No, it was not using conv=sync, just the vanilla dd:

dd if=/dev/zero of=some-fat-file bs=65536 count=65536

>> Looking at /proc/mounts on the clients, everything looks good, large
>> wsize, tcp:
>>
>> rw,relatime,vers=3,rsize=1048576,wsize=1048576,namlen=255,hard,proto=tcp,timeo=600,retrans=2,sec=sys,mountaddr=192.x.x.x,mountvers=3,mountport=58727,mountproto=udp,local_lock=none,addr=192.x.x.x
>> 0 0
>>
>> and
>>  rw,relatime,vers=4,rsize=1048576,wsize=1048576,namlen=255,hard,proto=tcp,port=0,timeo=600,retrans=2,sec=sys,clientaddr=192.x.x.x.,minorversion=0,local_lock=none,addr=192.x.x.x 0 0
>>
>> and in /proc/fs/nfs/exports on the server, I have sync and wdelay:
>>
>> /nfs4/daniel
>> 192.168.1.0/24,192.x.x.x(rw,insecure,root_squash,sync,wdelay,no_subtree_check,uuid=aa2a6f37:9cc94eeb:bcbf983c:d6e041d9,sec=1)
>> /home/daniel
>> 192.168.1.0/24,192.x.x.x(rw,root_squash,sync,wdelay,no_subtree_check,uuid=aa2a6f37:9cc94eeb:bcbf983c:d6e041d9)
>>
>> Can anyone suggest anything else?  Or is this really the performance hit
>> of `sync'?
> 
> It really depends on your disk setup. Particularly when your filesystem
> is using barriers (enabled by default on ext4 and xfs), a lot of raid

On the server, I've tried both ext3 and ext4, explicitly changing things
like data=writeback,barrier=0, but the problem remains

The only thing that made it faster was using hdparm -W1 /dev/sd[ab] to
enable the write-back cache on the disk

> setups really _suck_ at dealing with fsync(). The latter is used every

I'm using md RAID1, my setup is like this:

2x 1TB SATA disks ST31000528AS (7200rpm with 32MB cache and NCQ)

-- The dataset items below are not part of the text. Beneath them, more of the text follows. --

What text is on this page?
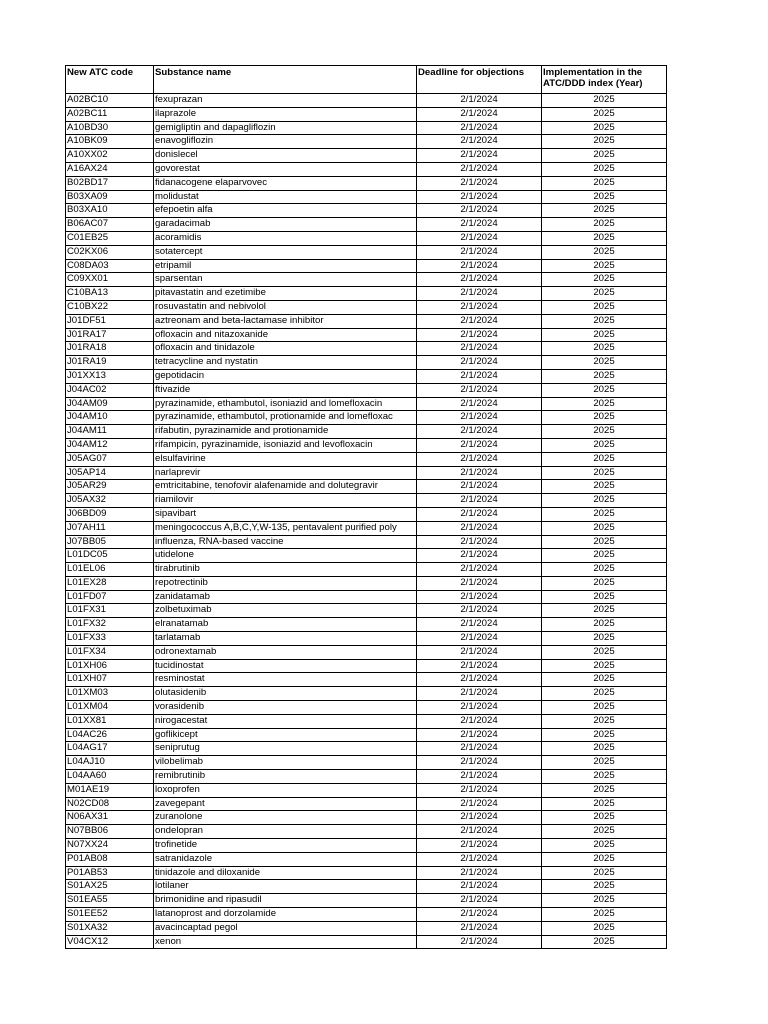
New ATC code	Substance name	Deadline for objections	Implementation in the ATC/DDD index (Year)
A02BC10	fexuprazan	2/1/2024	2025
A02BC11	ilaprazole	2/1/2024	2025
A10BD30	gemigliptin and dapagliflozin	2/1/2024	2025
A10BK09	enavogliflozin	2/1/2024	2025
A10XX02	donislecel	2/1/2024	2025
A16AX24	govorestat	2/1/2024	2025
B02BD17	fidanacogene elaparvovec	2/1/2024	2025
B03XA09	molidustat	2/1/2024	2025
B03XA10	efepoetin alfa	2/1/2024	2025
B06AC07	garadacimab	2/1/2024	2025
C01EB25	acoramidis	2/1/2024	2025
C02KX06	sotatercept	2/1/2024	2025
C08DA03	etripamil	2/1/2024	2025
C09XX01	sparsentan	2/1/2024	2025
C10BA13	pitavastatin and ezetimibe	2/1/2024	2025
C10BX22	rosuvastatin and nebivolol	2/1/2024	2025
J01DF51	aztreonam and beta-lactamase inhibitor	2/1/2024	2025
J01RA17	ofloxacin and nitazoxanide	2/1/2024	2025
J01RA18	ofloxacin and tinidazole	2/1/2024	2025
J01RA19	tetracycline and nystatin	2/1/2024	2025
J01XX13	gepotidacin	2/1/2024	2025
J04AC02	ftivazide	2/1/2024	2025
J04AM09	pyrazinamide, ethambutol, isoniazid and lomefloxacin	2/1/2024	2025
J04AM10	pyrazinamide, ethambutol, protionamide and lomefloxac	2/1/2024	2025
J04AM11	rifabutin, pyrazinamide and protionamide	2/1/2024	2025
J04AM12	rifampicin, pyrazinamide, isoniazid and levofloxacin	2/1/2024	2025
J05AG07	elsulfavirine	2/1/2024	2025
J05AP14	narlaprevir	2/1/2024	2025
J05AR29	emtricitabine, tenofovir alafenamide and dolutegravir	2/1/2024	2025
J05AX32	riamilovir	2/1/2024	2025
J06BD09	sipavibart	2/1/2024	2025
J07AH11	meningococcus A,B,C,Y,W-135, pentavalent purified poly	2/1/2024	2025
J07BB05	influenza, RNA-based vaccine	2/1/2024	2025
L01DC05	utidelone	2/1/2024	2025
L01EL06	tirabrutinib	2/1/2024	2025
L01EX28	repotrectinib	2/1/2024	2025
L01FD07	zanidatamab	2/1/2024	2025
L01FX31	zolbetuximab	2/1/2024	2025
L01FX32	elranatamab	2/1/2024	2025
L01FX33	tarlatamab	2/1/2024	2025
L01FX34	odronextamab	2/1/2024	2025
L01XH06	tucidinostat	2/1/2024	2025
L01XH07	resminostat	2/1/2024	2025
L01XM03	olutasidenib	2/1/2024	2025
L01XM04	vorasidenib	2/1/2024	2025
L01XX81	nirogacestat	2/1/2024	2025
L04AC26	goflikicept	2/1/2024	2025
L04AG17	seniprutug	2/1/2024	2025
L04AJ10	vilobelimab	2/1/2024	2025
L04AA60	remibrutinib	2/1/2024	2025
M01AE19	loxoprofen	2/1/2024	2025
N02CD08	zavegepant	2/1/2024	2025
N06AX31	zuranolone	2/1/2024	2025
N07BB06	ondelopran	2/1/2024	2025
N07XX24	trofinetide	2/1/2024	2025
P01AB08	satranidazole	2/1/2024	2025
P01AB53	tinidazole and diloxanide	2/1/2024	2025
S01AX25	lotilaner	2/1/2024	2025
S01EA55	brimonidine and ripasudil	2/1/2024	2025
S01EE52	latanoprost and dorzolamide	2/1/2024	2025
S01XA32	avacincaptad pegol	2/1/2024	2025
V04CX12	xenon	2/1/2024	2025
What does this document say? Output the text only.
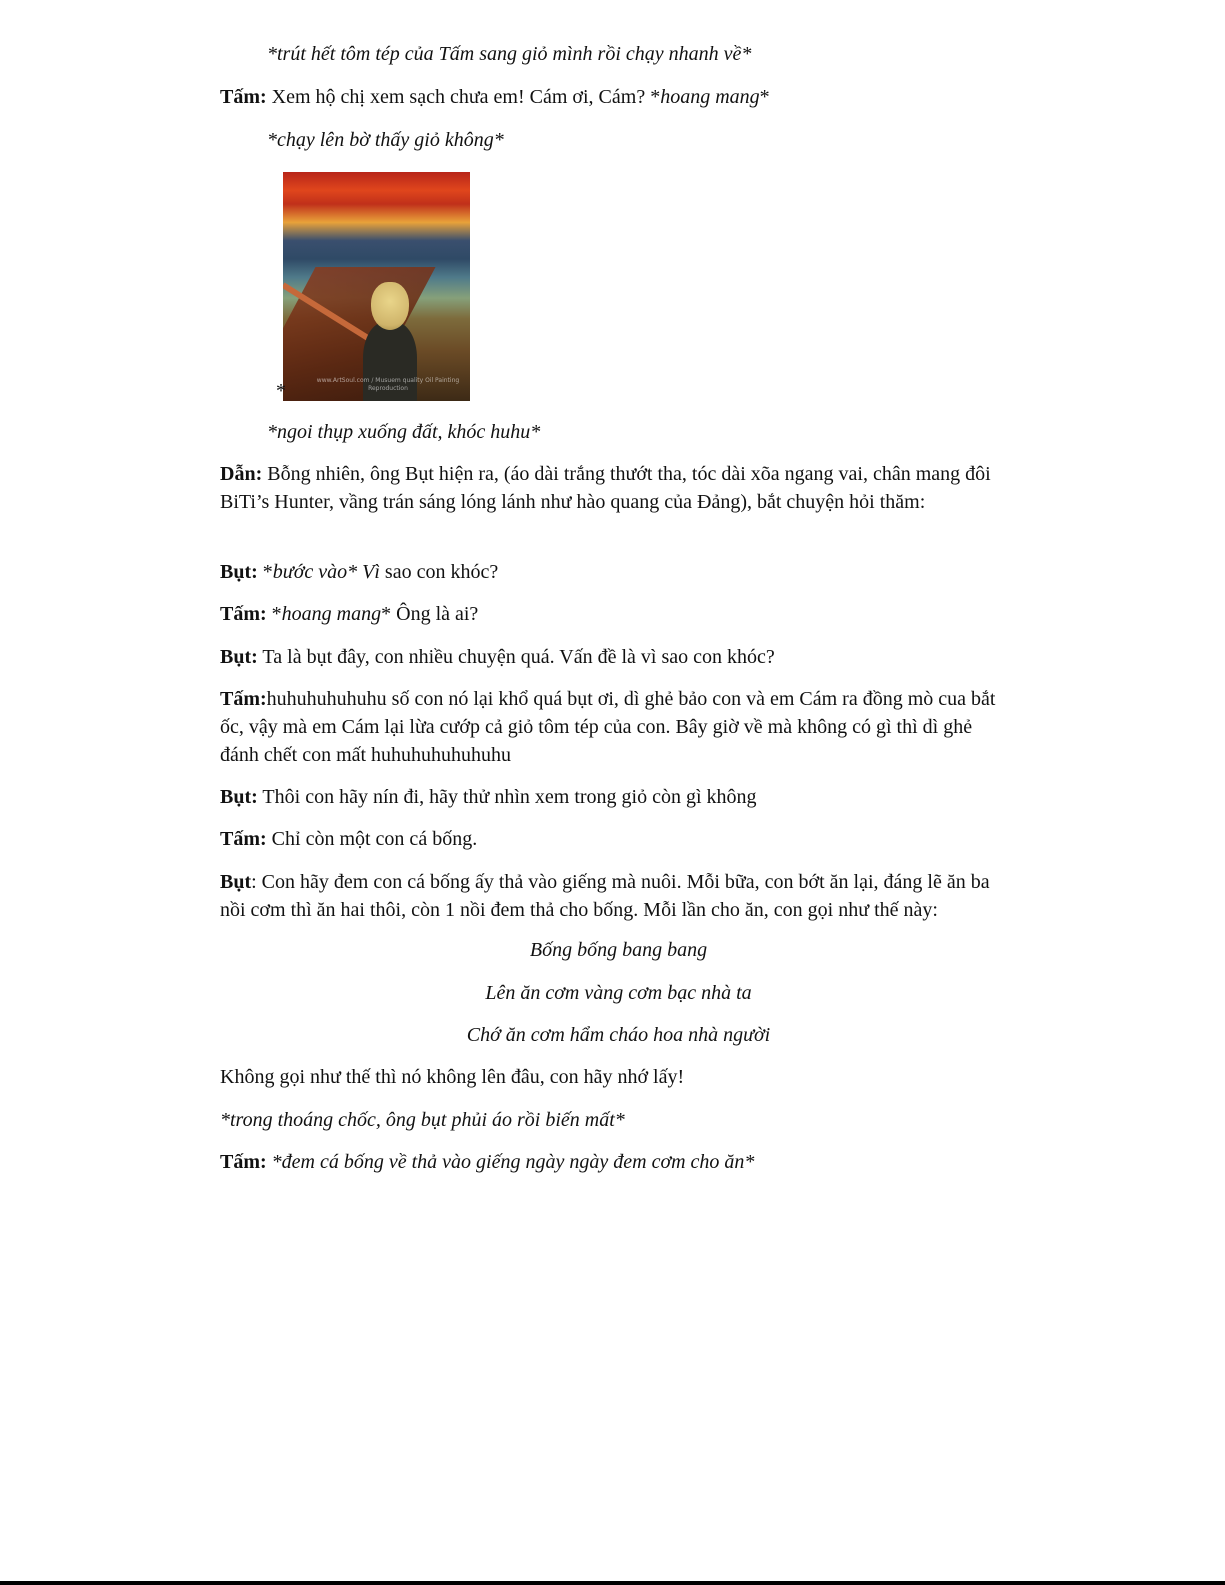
*trút hết tôm tép của Tấm sang giỏ mình rồi chạy nhanh về*

Tấm: Xem hộ chị xem sạch chưa em! Cám ơi, Cám? *hoang mang*

*chạy lên bờ thấy giỏ không*

www.ArtSoul.com / Musuem quality Oil Painting Reproduction
*

*ngoi thụp xuống đất, khóc huhu*

Dẫn: Bỗng nhiên, ông Bụt hiện ra, (áo dài trắng thướt tha, tóc dài xõa ngang vai, chân mang đôi BiTi’s Hunter, vầng trán sáng lóng lánh như hào quang của Đảng), bắt chuyện hỏi thăm:

Bụt: *bước vào* Vì sao con khóc?

Tấm: *hoang mang* Ông là ai?

Bụt: Ta là bụt đây, con nhiều chuyện quá. Vấn đề là vì sao con khóc?

Tấm:huhuhuhuhuhu số con nó lại khổ quá bụt ơi, dì ghẻ bảo con và em Cám ra đồng mò cua bắt ốc, vậy mà em Cám lại lừa cướp cả giỏ tôm tép của con. Bây giờ về mà không có gì thì dì ghẻ đánh chết con mất huhuhuhuhuhuhu

Bụt: Thôi con hãy nín đi, hãy thử nhìn xem trong giỏ còn gì không

Tấm: Chỉ còn một con cá bống.

Bụt: Con hãy đem con cá bống ấy thả vào giếng mà nuôi. Mỗi bữa, con bớt ăn lại, đáng lẽ ăn ba nồi cơm thì ăn hai thôi, còn 1 nồi đem thả cho bống. Mỗi lần cho ăn, con gọi như thế này:

Bống bống bang bang

Lên ăn cơm vàng cơm bạc nhà ta

Chớ ăn cơm hẩm cháo hoa nhà người

Không gọi như thế thì nó không lên đâu, con hãy nhớ lấy!

*trong thoáng chốc, ông bụt phủi áo rồi biến mất*

Tấm: *đem cá bống về thả vào giếng ngày ngày đem cơm cho ăn*
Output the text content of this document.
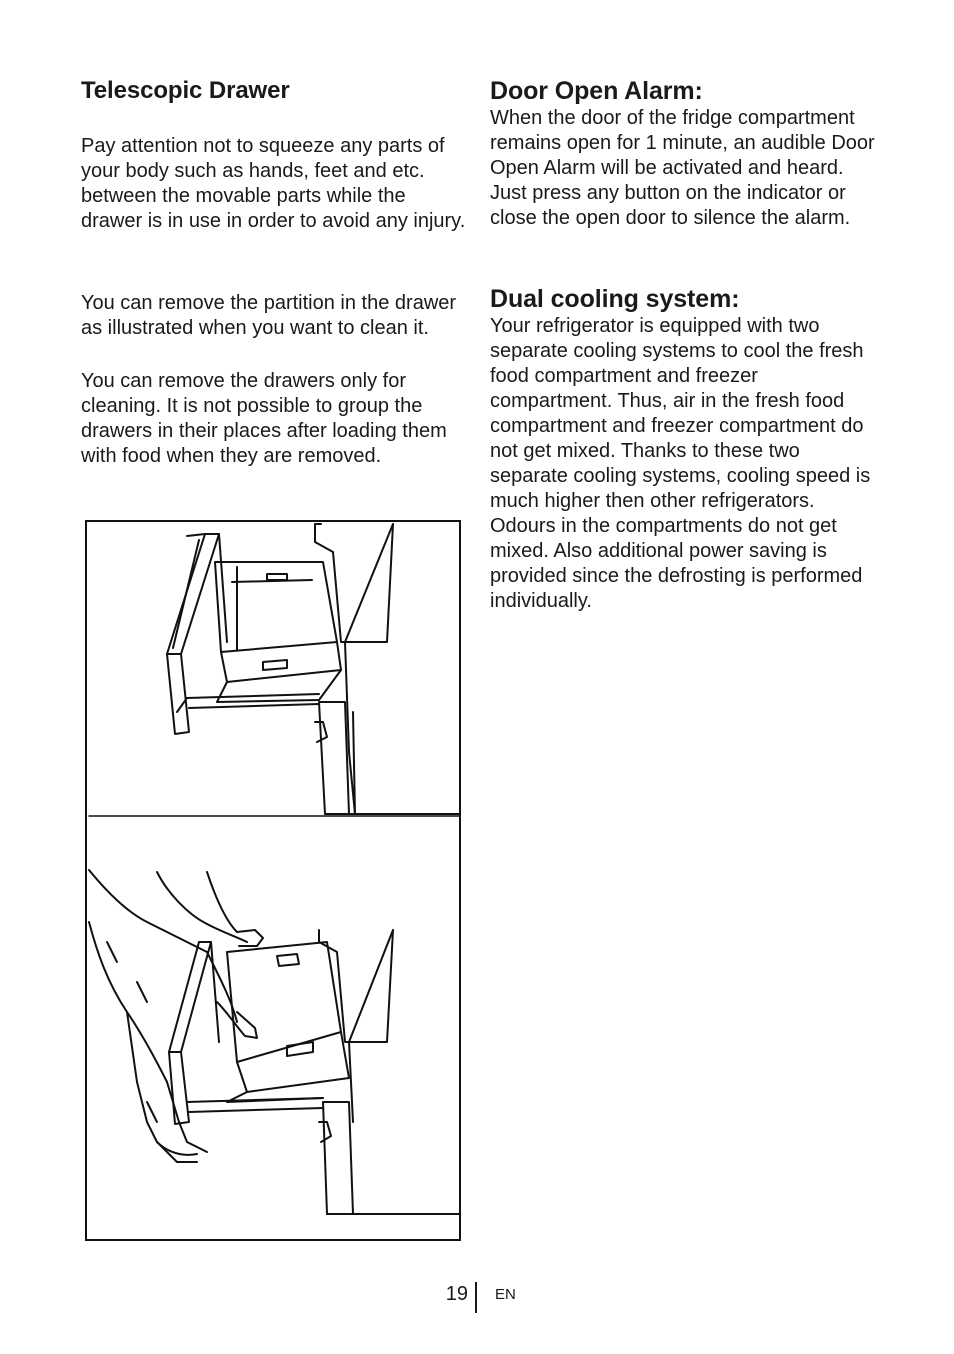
Telescopic Drawer

Pay attention not to squeeze any parts of your body such as hands, feet and etc. between the movable parts while the drawer is in use in order to avoid any injury.

You can remove the partition in the drawer as illustrated when you want to clean it.

You can remove the drawers only for cleaning. It is not possible to group the drawers in their places after loading them with food when they are removed.

Door Open Alarm:

When the door of the fridge compartment remains open for 1 minute, an audible Door Open Alarm will be activated and heard. Just press any button on the indicator or close the open door to silence the alarm.

Dual cooling system:

Your refrigerator is equipped with two separate cooling systems to cool the fresh food compartment and freezer compartment. Thus, air in the fresh food compartment and freezer compartment do not get mixed. Thanks to these two separate cooling systems, cooling speed is much higher then other refrigerators. Odours in the compartments do not get mixed. Also additional power saving is provided since the defrosting is performed individually.

19 EN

SATA controller: ATI Technologies Inc SB700/SB800 SATA Controller [AHCI
mode] (rev 40)
- not using any of the BIOS softraid stuff

Both devices have identical partitioning:
1. 128MB boot
2. md volume (1TB - 128MB)

The entire md volume (/dev/md2) is then used as a PV for LVM

I do my write tests on a fresh LV with no fragmentation

> time the NFS client sends a COMMIT or trunc() instruction, and for
> pretty much all file and directory creation operations (you can use
> 'nfsstat' to monitor how many such operations the NFS client is sending
> as part of your test).

I know that my two tests are very different in that way:

- dd is just writing one big file, no fsync

- unpacking a tarball (or compiling a large C++ project) does a lot of
small writes with many fsyncs

In both cases, it is slow

> Local disk can get away with doing a lot less fsync(), because the cache
> consistency guarantees are different:
>       * in NFS, the server is allowed to crash or reboot without
>         affecting the client's view of the filesystem.
>       * in the local file system, the expectation is that on reboot any
>         data lost is won't need to be recovered (the application will
>         have used fsync() for any data that does need to be persistent).
>         Only the disk filesystem structures need to be recovered, and
>         that is done using the journal (or fsck).


Is this an intractable problem though?

Or do people just work around this, for example, enable async and
write-back cache, and then try to manage the risk by adding a UPS and/or
battery backed cache to their RAID setup (to reduce the probability of
unclean shutdown)?